While the Peripatetic or “Mashsha'” philosophy combined Aristotelianism and Neoplatonism with other ideas introduced through conventional Islamic philosophy, the Illuminationist or “Ishraq” philosophy established a mystical school of thought in the 12th century. Although “Ishraq” philosophy is a distinct addition to the history of Islamic philosophy, the influence of Aristotelianism and Neoplatonism is conspicuous in its theories and considered to be the intermediate link between the Avicennian philosophy and transcendent wisdom of Sadr al-Mutallehin.
The Wisdom of Illumination, in addition to promoting the philosophical method and criticizing many of the criticisms of traditional Peripatetic philosophy, has succeeded in raising very new interesting topics that has taken into consideration a variety of subjects, from ancient philosophies of pre-Islamic Persia to Islamic mysticism and theology, and has paved the way for the formation of transcendent wisdom of Sadr al-Mutallehin in 17th century.
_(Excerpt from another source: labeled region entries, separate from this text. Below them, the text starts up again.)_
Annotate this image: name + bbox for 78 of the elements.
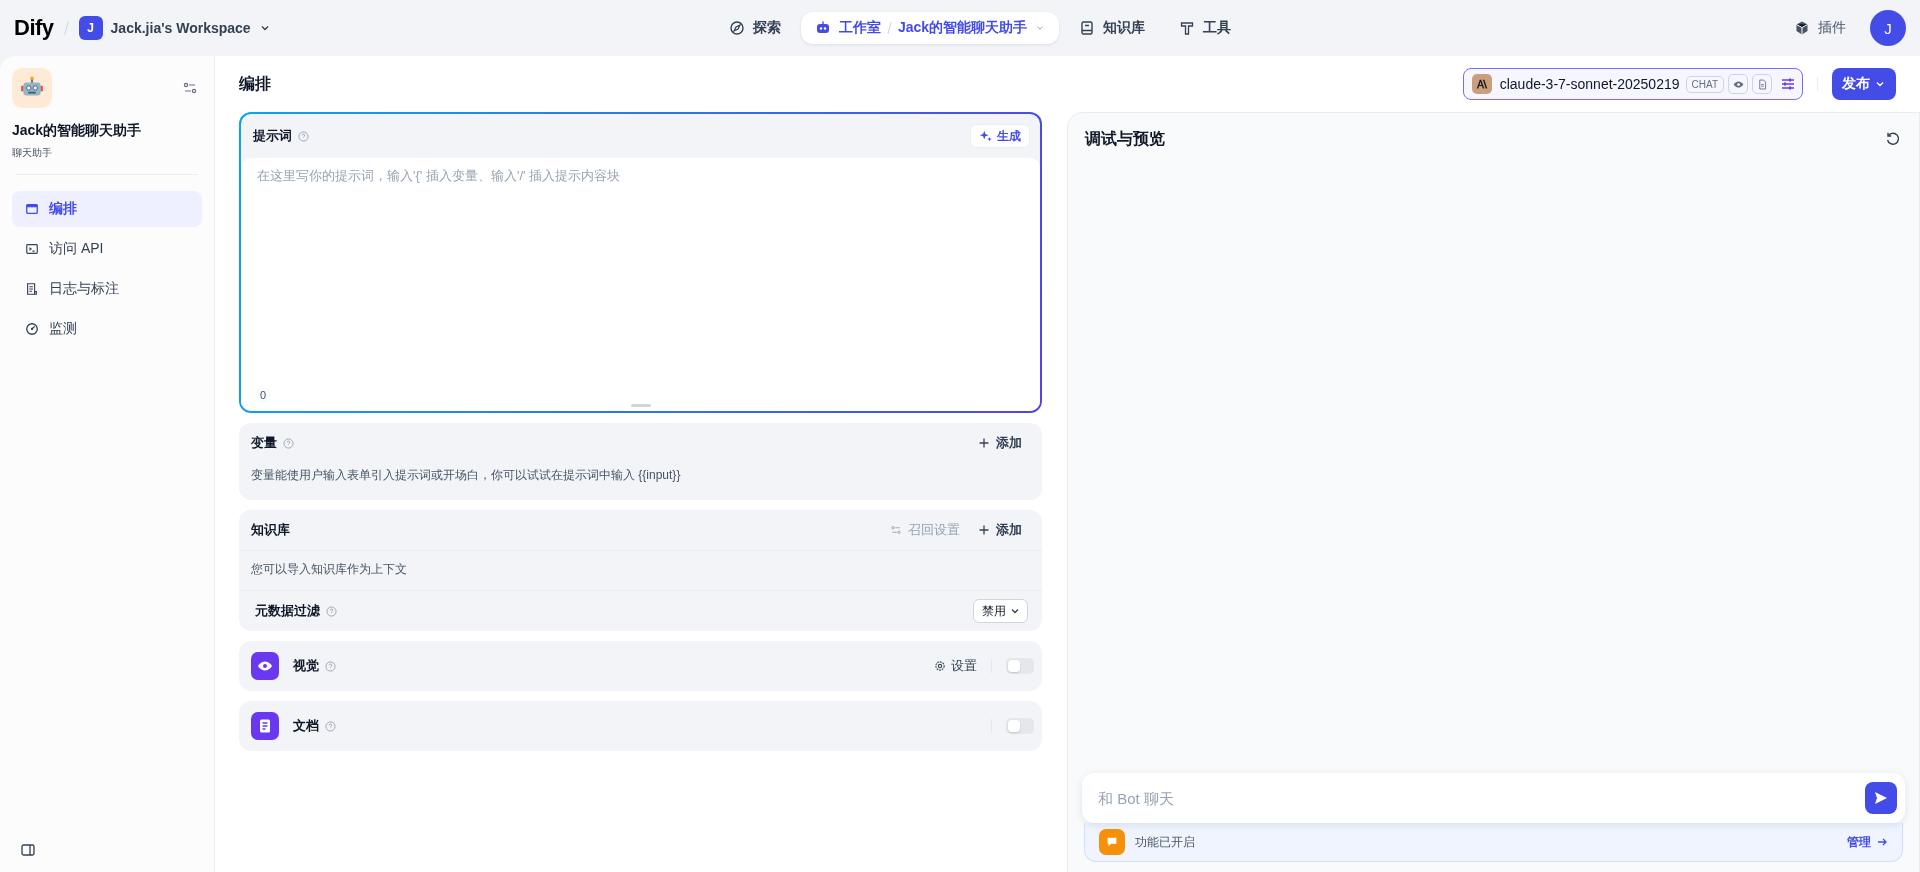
help-icon [325,660,336,672]
generate-button[interactable]: 生成 [970,124,1030,148]
character-count: 0 [255,387,272,403]
sidebar-item[interactable]: 访问 API [12,231,202,267]
nav-tab[interactable]: 工具 [1165,12,1246,44]
feature-title: 文档 [293,717,319,735]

In spite of considerable advances in studies on “Ishraq” philosophy, there are still potential for new approaches to search through in this wisdom that deserve attention and many gaps to fill in and many open methodological questions in this philosophical method to be investigated.
This book has tried to present a revised, updated and concise edition to provide strong evidence of specific accomplishments of the wisdom of Illumination. The author also regarded “Ishraq” philosophy as a necessary connecting bridge to convey all the important achievements of traditional schools of philosophy that led to the rise of transcendent wisdom of Sadr al-Mutallehin.